De beneficiário do Bolsa Família a dono de empresa: entenda o desvio de subsídios da Expresso Rei de França
O inquérito foi determinado pelo juiz Douglas de Melo Martins, da Vara de Interesses Difusos e Coletivos, após o surgimento de indícios de práticas criminosas
A Expresso Rei de França, operadora do transporte público em São Luís vinculada ao Consórcio Via SL, encontra-se atualmente sob investigação judicial que apura desvio de recursos públicos, fraudes administrativas e a utilização de sócios ocultos. O inquérito foi determinado pelo juiz Douglas de Melo Martins, da Vara de Interesses Difusos e Coletivos, após o surgimento de indícios de práticas criminosas durante audiências destinadas a debater a crise do transporte coletivo na capital maranhense.

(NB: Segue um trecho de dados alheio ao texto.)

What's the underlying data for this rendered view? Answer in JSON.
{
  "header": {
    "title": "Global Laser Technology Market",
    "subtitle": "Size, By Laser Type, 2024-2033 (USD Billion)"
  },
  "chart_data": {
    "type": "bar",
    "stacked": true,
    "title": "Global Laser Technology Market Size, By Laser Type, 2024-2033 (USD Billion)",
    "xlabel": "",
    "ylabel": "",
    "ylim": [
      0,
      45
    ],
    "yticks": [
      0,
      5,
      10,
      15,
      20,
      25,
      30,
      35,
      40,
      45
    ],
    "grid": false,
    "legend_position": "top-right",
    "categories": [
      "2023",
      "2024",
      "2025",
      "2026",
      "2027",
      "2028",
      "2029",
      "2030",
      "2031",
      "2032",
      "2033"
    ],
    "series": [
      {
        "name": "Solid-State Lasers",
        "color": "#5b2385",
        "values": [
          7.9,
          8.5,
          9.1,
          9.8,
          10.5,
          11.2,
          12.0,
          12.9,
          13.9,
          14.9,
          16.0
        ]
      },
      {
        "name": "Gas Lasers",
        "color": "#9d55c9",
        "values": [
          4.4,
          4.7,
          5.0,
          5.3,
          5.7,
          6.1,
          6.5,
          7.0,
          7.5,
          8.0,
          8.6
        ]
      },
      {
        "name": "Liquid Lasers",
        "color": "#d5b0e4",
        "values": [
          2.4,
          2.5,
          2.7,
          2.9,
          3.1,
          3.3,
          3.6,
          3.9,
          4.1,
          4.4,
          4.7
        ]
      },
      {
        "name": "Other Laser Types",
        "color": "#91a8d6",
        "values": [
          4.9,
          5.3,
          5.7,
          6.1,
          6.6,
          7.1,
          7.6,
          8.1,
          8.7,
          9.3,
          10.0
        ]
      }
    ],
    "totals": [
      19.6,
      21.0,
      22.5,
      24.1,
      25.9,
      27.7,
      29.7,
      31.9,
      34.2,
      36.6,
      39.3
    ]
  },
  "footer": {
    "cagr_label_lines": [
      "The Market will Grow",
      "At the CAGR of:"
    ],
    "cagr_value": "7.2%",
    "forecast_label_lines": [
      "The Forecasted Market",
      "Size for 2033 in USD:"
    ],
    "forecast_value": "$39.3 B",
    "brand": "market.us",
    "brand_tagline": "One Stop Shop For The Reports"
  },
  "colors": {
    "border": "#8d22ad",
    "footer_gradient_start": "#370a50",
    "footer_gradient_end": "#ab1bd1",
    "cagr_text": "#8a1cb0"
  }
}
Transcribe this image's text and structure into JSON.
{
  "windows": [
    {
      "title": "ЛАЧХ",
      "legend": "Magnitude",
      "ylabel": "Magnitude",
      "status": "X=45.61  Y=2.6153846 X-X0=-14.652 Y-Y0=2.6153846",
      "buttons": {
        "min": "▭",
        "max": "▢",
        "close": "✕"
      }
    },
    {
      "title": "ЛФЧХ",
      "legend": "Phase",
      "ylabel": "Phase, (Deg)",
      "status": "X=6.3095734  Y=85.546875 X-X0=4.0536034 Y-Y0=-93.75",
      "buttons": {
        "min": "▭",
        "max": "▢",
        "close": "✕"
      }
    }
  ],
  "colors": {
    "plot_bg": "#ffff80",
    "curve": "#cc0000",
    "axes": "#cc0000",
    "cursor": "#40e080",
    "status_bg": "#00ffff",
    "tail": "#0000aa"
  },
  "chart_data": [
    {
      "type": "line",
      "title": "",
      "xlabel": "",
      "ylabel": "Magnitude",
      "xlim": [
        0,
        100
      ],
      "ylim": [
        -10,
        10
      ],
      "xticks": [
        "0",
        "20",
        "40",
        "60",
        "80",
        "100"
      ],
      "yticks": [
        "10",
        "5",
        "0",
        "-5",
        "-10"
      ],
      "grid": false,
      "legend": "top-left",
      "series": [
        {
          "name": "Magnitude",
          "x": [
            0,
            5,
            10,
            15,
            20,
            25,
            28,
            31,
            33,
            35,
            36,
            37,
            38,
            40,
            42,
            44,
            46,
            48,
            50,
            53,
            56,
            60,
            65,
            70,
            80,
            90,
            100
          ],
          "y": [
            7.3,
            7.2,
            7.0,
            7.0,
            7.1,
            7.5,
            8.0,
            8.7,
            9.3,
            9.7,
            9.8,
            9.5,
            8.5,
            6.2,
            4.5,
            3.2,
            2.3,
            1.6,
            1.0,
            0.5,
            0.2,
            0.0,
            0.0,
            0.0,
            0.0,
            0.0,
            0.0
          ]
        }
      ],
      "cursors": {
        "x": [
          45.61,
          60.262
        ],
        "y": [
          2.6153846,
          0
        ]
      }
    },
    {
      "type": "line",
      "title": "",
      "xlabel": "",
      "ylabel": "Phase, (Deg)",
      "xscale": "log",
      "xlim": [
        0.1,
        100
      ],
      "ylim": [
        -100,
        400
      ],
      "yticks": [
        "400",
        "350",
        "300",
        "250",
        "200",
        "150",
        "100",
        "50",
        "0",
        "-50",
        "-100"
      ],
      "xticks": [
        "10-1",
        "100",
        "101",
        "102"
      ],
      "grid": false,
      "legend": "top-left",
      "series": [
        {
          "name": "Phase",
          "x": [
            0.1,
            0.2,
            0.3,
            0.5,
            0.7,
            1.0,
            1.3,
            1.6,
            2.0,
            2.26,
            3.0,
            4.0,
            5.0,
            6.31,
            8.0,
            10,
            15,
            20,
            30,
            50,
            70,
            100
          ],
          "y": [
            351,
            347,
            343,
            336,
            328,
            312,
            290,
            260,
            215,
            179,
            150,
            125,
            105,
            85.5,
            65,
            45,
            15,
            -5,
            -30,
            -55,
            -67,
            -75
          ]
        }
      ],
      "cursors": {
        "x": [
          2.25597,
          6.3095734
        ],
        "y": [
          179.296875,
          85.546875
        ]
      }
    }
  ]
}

Documentos reunidos na investigação revelam um padrão financeiro suspeito, no qual a empresa efetuava pagamentos de aluguéis e faturas de cartões de crédito pessoais nos mesmos dias em que recebia subsídios do poder público. Essa dinâmica indica que as verbas destinadas à manutenção do serviço essencial estavam sendo desviadas para cobrir despesas particulares da gestão.
Enquanto o capital era drenado, os cerca de 600 funcionários da companhia enfrentavam o atraso sistemático de salários, benefícios e planos de saúde, culminando em uma série de greves e paralisações no encerramento de 2024.
A apuração sobre o Sindicato das Empresas de Transportes (SET) reforça o cenário de irregularidades, expondo a transferência de mais de R$ 3 milhões para a conta da Expresso Rei de França. Em vez de priorizar a regularização da folha de pagamento, os valores foram rapidamente transferidos para quitar dívidas com a Goldcoltan, empresa vinculada ao empresário Pedro Paulo Pinheiro Ferreira, além de outras despesas de consumo sem relação com a operação do transporte.
O ponto mais sensível da investigação reside no controle societário da transportadora. Embora formalmente registrada em nome de Willame Alves dos Santos — que figurava como beneficiário do Bolsa Família até o início de 2025 —, a empresa teria recebido aportes de R$ 3 milhões em cotas transferidas por Débora Piorski Ferreira.
No entanto, depoimentos de funcionários apontam que o controle real é exercido por Pedro Paulo Pinheiro Ferreira, pai de Débora e empresário do setor de mineração em recuperação judicial. A prática de ocultação de sócio, conforme ressaltado pelo magistrado, pode configurar crime e agrava a situação jurídica dos envolvidos.
Este caso integra uma ofensiva judicial mais ampla contra a crise no setor, que já resultou no bloqueio de até R$ 50 milhões em bens de empresas e empresários ligados ao Consórcio Via SL. Com a autorização para a desconsideração da personalidade jurídica, a Justiça busca atingir o patrimônio pessoal dos gestores para sanar as dívidas. No momento, a Expresso Rei de França tenta restabelecer a normalidade, informando que 30 ônibus voltaram a circular em 15 bairros enquanto a frota remanescente passa por manutenção.